As a romantic poet P. B. Shelley celebrates the nature and its power. He depicts the relationship of human beings and nature. The human works vanish in the course of time, even the life is bound to extinguish. So, all the human works and lives are temporary and subject to decay. Where the life goes after the death, we cannot exactly say. Focusing on the decay of human life, the poet says:

all things that move and breathe with toil and sound are born and die: revolve, subside and swell.

These lines indicate the transience and mortality lying with human beings. In contrast, the work of the nature always remains there with the same power. Its sound, motion, and shape remain the same for ages. Celebrating the power of nature, the poet says, ‘Mont Blanc yet gleams on high: the power is there, the still and solemn power of many sights.’ Making a comparison between man and nature, the speaker places nature above the human works and human beings.

Nature develops fantasy, imagination and wild thought and those thoughts take rest in the form of the poetry. Like his contemporary romantics, Shelley regards nature as the source of creativity or the work of art. One power of nature as the poem indicates is to promote art and creativity.

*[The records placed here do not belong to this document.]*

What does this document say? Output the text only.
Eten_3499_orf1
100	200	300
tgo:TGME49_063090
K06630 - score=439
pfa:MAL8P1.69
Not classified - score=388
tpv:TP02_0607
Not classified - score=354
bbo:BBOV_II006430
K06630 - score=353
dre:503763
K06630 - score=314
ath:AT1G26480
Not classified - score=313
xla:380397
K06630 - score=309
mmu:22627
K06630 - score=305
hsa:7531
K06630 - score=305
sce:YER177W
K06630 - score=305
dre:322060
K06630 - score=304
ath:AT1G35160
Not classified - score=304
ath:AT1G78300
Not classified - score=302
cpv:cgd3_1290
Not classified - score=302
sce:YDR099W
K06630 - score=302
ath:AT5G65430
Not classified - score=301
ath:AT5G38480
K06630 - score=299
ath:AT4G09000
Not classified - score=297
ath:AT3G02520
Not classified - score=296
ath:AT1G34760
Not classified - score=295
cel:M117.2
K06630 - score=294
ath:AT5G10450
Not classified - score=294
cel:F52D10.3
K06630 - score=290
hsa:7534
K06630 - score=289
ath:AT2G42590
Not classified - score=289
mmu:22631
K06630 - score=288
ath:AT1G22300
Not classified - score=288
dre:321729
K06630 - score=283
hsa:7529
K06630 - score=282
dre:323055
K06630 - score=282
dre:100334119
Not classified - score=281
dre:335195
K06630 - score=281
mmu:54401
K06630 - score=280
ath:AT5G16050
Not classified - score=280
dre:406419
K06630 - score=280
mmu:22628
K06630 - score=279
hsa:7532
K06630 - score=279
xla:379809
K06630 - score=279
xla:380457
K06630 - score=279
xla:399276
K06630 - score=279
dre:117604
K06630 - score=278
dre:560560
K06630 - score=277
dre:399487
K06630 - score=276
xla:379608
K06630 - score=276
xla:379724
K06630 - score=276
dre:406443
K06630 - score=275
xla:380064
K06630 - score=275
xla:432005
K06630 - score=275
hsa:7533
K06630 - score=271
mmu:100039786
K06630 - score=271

Shelley is found as a rebellious figure in this poem. Whenever he looks at the nature, it promotes the wild thoughts and the disturbing doubts. He starts burning from within, remembering the injustice of the society and those wild thoughts lead him to reverse the codes of fraud and woe. Looking at the Nature, he makes a commitment to destroy the oppressive structure. This commitment reflects Shelley’s attitude towards nature. For others romantics, nature is the source of harmony, pleasure or joy, but for him the power of nature lies in developing the rebellious attitude. But he argues that all the people will not be able to read the message of nature. Only the wise and great ones can feel and interpret nature well. Probably with this statement, Shelley is indicating towards himself, which is sometimes interpreted as the egotistical sublime of the British Romantics.

Shelley is mainly concerned with a problem of understanding the nature and its power in this poem. He uses the river as a metaphor. Though the river is small and feeble, it has the ability to cut through the mountain. It travels down with a destructive force from its guided ways to the dizzying gorge. It cannot be tamed and cannot be stopped. The wishes his thoughts to be like the river untamed and unstoppable. The river, though, is a life of all the species from desert to the ocean, has the power to destroy everything that man has created.